Originally published May 2. Updated May 3 to include additional details of Trovagene's product commercialization plans.
Trovagene is planning to launch an analytical validation program mid-year for its trans-renal KRAS mutation detection assay to assess its ability to gauge markers in urine samples from pancreatic cancer patients.
Based on published literature, KRAS mutations have been implicated in more than 90 percent of pancreatic cancers and in 23 percent of solid tumors. San Diego-based Trovagene is hoping that a urine-based trans-renal KRAS assay, if successfully developed, could potentially help doctors diagnose and monitor pancreatic cancer progression.
"The detection of oncogene mutations from urine could eventually lead to a comprehensive platform for monitoring minimal residual disease and progression of disease in oncology, and also for the early detection of cancer," Antonius Schuh, Trovagene's CEO, said in a statement. "Clinical utility of and clinical need for such a platform would be highly significant."
There is a growing body of evidence showing that testing for KRAS mutations may facilitate earlier diagnosis of pancreatic cancer.
Research recently published in the Proceedings of the National Academy of Sciences by a team led by Bert Vogelstein of Johns Hopkins University found that mutations in KRAS and GNAS genes occur frequently in pancreatic cancer patients. Investigators in this study used mass spectrometry to analyze the presence of KRAS and GNAS mutations in patients' tumor tissue and pre-malignant pancreatic cyst fluids.
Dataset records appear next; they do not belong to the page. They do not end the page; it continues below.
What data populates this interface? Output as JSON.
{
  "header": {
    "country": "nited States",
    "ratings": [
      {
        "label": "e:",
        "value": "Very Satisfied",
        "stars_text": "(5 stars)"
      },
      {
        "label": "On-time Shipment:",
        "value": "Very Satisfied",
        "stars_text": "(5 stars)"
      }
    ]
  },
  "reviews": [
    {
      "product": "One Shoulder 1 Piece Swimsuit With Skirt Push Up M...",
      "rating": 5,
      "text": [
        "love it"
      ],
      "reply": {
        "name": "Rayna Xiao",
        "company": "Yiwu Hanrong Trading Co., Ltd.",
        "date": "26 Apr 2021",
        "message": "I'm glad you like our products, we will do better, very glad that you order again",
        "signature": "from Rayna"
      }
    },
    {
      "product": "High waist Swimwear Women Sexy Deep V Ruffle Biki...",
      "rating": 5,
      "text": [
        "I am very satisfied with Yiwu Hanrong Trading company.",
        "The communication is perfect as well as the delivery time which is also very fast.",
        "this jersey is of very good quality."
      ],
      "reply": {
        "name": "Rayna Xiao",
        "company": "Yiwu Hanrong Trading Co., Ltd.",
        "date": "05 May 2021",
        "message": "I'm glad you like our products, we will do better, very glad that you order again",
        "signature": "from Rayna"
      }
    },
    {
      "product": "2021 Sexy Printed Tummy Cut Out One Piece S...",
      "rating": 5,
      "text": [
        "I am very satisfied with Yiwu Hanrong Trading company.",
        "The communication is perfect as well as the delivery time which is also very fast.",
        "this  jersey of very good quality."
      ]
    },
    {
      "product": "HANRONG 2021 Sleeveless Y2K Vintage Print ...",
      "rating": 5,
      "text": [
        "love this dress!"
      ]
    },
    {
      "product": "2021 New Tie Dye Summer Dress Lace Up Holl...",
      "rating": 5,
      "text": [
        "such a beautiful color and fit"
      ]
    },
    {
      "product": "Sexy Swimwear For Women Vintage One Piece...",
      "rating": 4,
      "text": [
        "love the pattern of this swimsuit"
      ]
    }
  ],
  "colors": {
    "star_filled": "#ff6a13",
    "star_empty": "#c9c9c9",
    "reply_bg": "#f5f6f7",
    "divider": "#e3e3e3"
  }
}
The JHU researchers are now planning to develop a genetic test to help distinguish which pre-malignant pancreatic cysts harboring KRAS mutations have the potential to develop into cancer and which cysts are harmless.
Trovagene would not discuss with PGx Reporter the downstream clinical applications for the trans-renal KRAS assay, but said that analyzing urine samples from pancreatic patients provided a test case for establishing the analytical features of the assay. Trovagene further highlighted that in a myriad of cancer settings urine-based mutation analysis could provide a less invasive method of characterizing the molecular profile of a tumor than tumor biopsy and provide an alternative strategy when biopsy wasn't possible.
The KRAS mutation assay will operate on a digital PCR platform. According to Trovagene, the company has purchased "off-the-shelf" digital PCR technology but did not identify the vendor.
Digital PCR may offer a more sensitive analysis over traditional PCR analysis by separating each sample into different sections and simultaneously quantifying nucleic acids.
There are a number of labs that currently offer PCR-based KRAS testing for a range of conditions, including pancreatic and lung cancer, Noonan syndrome, and cardiofaciocutaneous syndrome.
KRAS testing is also performed to guide treatment with EGFR inhibitors in colorectal cancer. The US Food and Drug Administration has updated the label for the colorectal cancer drugs Vectibix and Erbitux, recommending that only patients with wild-type KRAS tumors receive the drug.
Qiagen markets a PCR-based KRAS test and is in the process of garnering FDA approval for this assay for use as a companion diagnostic with Vectibix and Erbitux.
Urine Based HPV Test
Separately, Trovagene announced this week that it plans to commercialize a diagnostic test later this year that determines the presence of high-risk HPV subtypes in urine samples. The US patent application related to this test is currently pending, according to Trovagene.
"Once available, [the HPV test might] be particularly useful for the determination of carrier status in males," the company said in a statement. The test works by amplifying a region of the HPV genome associated with high-risk subtypes of the disease, but doesn't amplify the low-risk regions.
In a study, Trovagene compared the analytical validity of its urine-based diagnostic to a marketed HPV test and resolved the discordant results by Sanger sequencing. The data show that Trovagene's assay had a sensitivity of 93 percent and a specificity of 96 percent, while the commercially available liquid-based cytology test had a sensitivity of 78 percent and a specificity of 86 percent.